Screening for ALK in non-small cell lung carcinomas: 5A4 and D5F3 antibodies perform equally well, but combined use with FISH is recommended.

Details

Serval ID
serval:BIB_E2AD569DD61F
Type
Article: article from journal or magazin.
Collection
Publications
Institution
Title
Screening for ALK in non-small cell lung carcinomas: 5A4 and D5F3 antibodies perform equally well, but combined use with FISH is recommended.
Journal
Lung Cancer (amsterdam, Netherlands)
Author(s)
Savic S., Diebold J., Zimmermann A.K., Jochum W., Baschiera B., Grieshaber S., Tornillo L., Bisig B., Kerr K., Bubendorf L.
ISSN
1872-8332 (Electronic)
ISSN-L
0169-5002
Publication state
Published
Issued date
2015
Peer-reviewed
Oui
Volume
89
Number
2
Pages
104-109
Language
english
Notes
Publication types: Journal Article
Publication Status: ppublish
Abstract
OBJECTIVES: Immunohistochemistry (IHC) has become a promising method for pre-screening ALK-rearrangements in non-small cell lung carcinomas (NSCLC).

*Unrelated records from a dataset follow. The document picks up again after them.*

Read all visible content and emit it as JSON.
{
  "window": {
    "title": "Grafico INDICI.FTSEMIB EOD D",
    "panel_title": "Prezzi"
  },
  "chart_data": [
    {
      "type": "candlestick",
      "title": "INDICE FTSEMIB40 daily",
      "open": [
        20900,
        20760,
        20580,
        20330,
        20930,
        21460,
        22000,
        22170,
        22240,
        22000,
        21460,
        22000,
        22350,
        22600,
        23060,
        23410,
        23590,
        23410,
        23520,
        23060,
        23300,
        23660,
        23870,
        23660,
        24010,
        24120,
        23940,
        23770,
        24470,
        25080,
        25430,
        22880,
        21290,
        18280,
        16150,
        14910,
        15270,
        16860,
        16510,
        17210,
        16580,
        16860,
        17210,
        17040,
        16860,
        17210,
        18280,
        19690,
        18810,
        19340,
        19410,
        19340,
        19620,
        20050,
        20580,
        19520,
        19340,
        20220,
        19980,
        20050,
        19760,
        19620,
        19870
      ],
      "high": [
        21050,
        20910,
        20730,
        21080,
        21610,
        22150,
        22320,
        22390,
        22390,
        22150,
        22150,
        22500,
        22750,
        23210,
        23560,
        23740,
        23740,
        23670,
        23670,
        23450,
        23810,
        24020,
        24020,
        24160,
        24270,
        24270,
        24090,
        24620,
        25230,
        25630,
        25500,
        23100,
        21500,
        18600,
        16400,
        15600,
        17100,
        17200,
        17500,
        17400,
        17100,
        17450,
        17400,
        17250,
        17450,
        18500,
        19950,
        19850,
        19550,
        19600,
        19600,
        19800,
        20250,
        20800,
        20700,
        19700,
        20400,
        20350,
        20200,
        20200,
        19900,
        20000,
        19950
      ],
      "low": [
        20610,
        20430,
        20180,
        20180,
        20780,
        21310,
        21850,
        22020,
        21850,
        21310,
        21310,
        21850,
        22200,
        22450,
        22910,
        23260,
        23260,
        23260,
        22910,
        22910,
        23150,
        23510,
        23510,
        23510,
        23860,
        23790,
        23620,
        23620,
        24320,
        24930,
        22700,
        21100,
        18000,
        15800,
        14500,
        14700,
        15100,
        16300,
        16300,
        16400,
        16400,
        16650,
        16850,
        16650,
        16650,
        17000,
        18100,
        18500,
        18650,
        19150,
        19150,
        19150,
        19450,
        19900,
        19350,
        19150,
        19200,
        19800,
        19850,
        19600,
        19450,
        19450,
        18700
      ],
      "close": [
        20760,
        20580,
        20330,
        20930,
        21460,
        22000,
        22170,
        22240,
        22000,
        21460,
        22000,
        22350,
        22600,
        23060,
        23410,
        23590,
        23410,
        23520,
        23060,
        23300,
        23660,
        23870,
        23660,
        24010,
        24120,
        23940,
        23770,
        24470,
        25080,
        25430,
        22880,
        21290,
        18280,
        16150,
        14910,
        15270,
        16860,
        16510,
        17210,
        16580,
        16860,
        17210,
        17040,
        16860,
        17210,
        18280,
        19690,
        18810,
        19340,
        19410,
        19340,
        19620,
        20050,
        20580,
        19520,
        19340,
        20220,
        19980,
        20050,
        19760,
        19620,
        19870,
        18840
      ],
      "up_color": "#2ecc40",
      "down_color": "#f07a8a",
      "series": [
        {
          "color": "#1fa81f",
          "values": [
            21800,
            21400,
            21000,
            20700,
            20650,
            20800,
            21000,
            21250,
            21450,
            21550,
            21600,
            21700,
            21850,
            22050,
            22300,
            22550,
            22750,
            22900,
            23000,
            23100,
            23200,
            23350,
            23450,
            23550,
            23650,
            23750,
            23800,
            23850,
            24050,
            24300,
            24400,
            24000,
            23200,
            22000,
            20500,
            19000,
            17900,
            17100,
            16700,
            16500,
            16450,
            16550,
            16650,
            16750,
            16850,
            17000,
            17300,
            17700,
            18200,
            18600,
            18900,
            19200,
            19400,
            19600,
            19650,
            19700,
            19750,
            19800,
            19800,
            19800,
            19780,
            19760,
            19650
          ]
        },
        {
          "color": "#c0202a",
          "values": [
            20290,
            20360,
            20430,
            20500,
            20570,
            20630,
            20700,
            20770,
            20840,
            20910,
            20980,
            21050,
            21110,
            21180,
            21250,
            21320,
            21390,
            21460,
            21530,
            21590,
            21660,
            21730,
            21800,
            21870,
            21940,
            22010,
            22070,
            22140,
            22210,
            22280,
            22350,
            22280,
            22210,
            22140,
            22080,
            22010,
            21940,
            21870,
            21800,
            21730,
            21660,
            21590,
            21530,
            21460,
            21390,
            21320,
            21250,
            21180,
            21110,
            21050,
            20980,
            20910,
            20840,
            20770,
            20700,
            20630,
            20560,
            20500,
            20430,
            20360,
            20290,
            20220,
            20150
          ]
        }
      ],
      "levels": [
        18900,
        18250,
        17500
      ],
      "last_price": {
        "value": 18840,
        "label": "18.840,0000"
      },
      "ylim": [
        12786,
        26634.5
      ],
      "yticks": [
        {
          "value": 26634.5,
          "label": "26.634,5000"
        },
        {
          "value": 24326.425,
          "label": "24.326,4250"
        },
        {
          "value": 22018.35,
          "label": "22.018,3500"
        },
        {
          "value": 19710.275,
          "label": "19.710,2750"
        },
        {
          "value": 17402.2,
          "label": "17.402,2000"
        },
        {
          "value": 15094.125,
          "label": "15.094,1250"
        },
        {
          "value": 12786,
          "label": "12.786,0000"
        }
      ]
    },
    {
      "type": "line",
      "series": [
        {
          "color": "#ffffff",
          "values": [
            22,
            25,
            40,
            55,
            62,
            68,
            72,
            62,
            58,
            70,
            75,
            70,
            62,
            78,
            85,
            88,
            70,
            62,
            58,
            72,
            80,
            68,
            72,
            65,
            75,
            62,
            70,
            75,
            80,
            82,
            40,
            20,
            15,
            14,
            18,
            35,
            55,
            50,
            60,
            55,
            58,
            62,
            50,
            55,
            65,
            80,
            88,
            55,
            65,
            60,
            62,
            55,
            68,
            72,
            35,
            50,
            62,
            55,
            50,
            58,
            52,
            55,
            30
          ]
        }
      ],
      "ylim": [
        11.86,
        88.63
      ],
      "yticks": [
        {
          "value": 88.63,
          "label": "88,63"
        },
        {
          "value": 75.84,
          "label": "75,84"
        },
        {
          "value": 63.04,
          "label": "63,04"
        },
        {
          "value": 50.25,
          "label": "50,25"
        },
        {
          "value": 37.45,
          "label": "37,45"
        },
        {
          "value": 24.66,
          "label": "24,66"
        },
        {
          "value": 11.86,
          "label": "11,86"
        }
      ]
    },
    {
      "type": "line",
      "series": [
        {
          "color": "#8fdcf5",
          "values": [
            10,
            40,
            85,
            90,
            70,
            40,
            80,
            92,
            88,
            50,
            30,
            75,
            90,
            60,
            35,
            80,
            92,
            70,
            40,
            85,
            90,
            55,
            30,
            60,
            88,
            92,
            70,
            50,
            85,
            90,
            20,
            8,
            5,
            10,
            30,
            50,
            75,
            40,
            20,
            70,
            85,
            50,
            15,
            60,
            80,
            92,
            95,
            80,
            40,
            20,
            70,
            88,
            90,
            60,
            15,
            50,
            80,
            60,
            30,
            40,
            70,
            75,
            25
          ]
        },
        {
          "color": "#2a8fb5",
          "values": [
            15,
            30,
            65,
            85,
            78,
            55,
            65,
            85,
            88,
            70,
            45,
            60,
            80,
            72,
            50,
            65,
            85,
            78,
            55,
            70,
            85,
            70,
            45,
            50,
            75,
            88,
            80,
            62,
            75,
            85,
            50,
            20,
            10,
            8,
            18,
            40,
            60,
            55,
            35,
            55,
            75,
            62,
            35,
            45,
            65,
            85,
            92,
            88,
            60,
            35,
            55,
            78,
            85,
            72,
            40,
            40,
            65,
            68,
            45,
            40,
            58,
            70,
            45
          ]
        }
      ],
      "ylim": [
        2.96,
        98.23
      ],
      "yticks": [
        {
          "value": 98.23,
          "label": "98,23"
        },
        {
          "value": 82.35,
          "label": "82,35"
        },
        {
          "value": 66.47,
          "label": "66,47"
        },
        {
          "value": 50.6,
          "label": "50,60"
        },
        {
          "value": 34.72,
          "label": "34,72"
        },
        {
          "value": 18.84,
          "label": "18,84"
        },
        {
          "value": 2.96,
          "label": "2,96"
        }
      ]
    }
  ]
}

Various ALK antibodies, detection systems and automated immunostainers are available. We therefore aimed to compare the performance of the monoclonal 5A4 (Novocastra, Leica) and D5F3 (Cell Signaling, Ventana) antibodies using two different immunostainers. Additionally we analyzed the accuracy of prospective ALK IHC-testing in routine diagnostics.
MATERIALS AND METHODS: Seventy-two NSCLC with available ALK FISH results and enriched for FISH-positive carcinomas were retrospectively analyzed. IHC was performed on BenchMarkXT (Ventana) using 5A4 and D5F3, respectively, and additionally with 5A4 on Bond-MAX (Leica). Data from our routine diagnostics on prospective ALK-testing with parallel IHC, using 5A4, and FISH were available from 303 NSCLC.
RESULTS: All three IHC protocols showed congruent results. Only 1/25 FISH-positive NSCLC (4%) was false negative by IHC. For all three IHC protocols the sensitivity, specificity, positive (PPV) and negative predictive values (NPV) compared to FISH were 96%, 100%, 100% and 97.8%, respectively. In the prospective cohort 3/32 FISH-positive (9.4%) and 2/271 FISH-negative (0.7%) NSCLC were false negative and false positive by IHC, respectively. In routine diagnostics the sensitivity, specificity, PPV and NPV of IHC compared to FISH were 90.6%, 99.3%, 93.5% and 98.9%, respectively.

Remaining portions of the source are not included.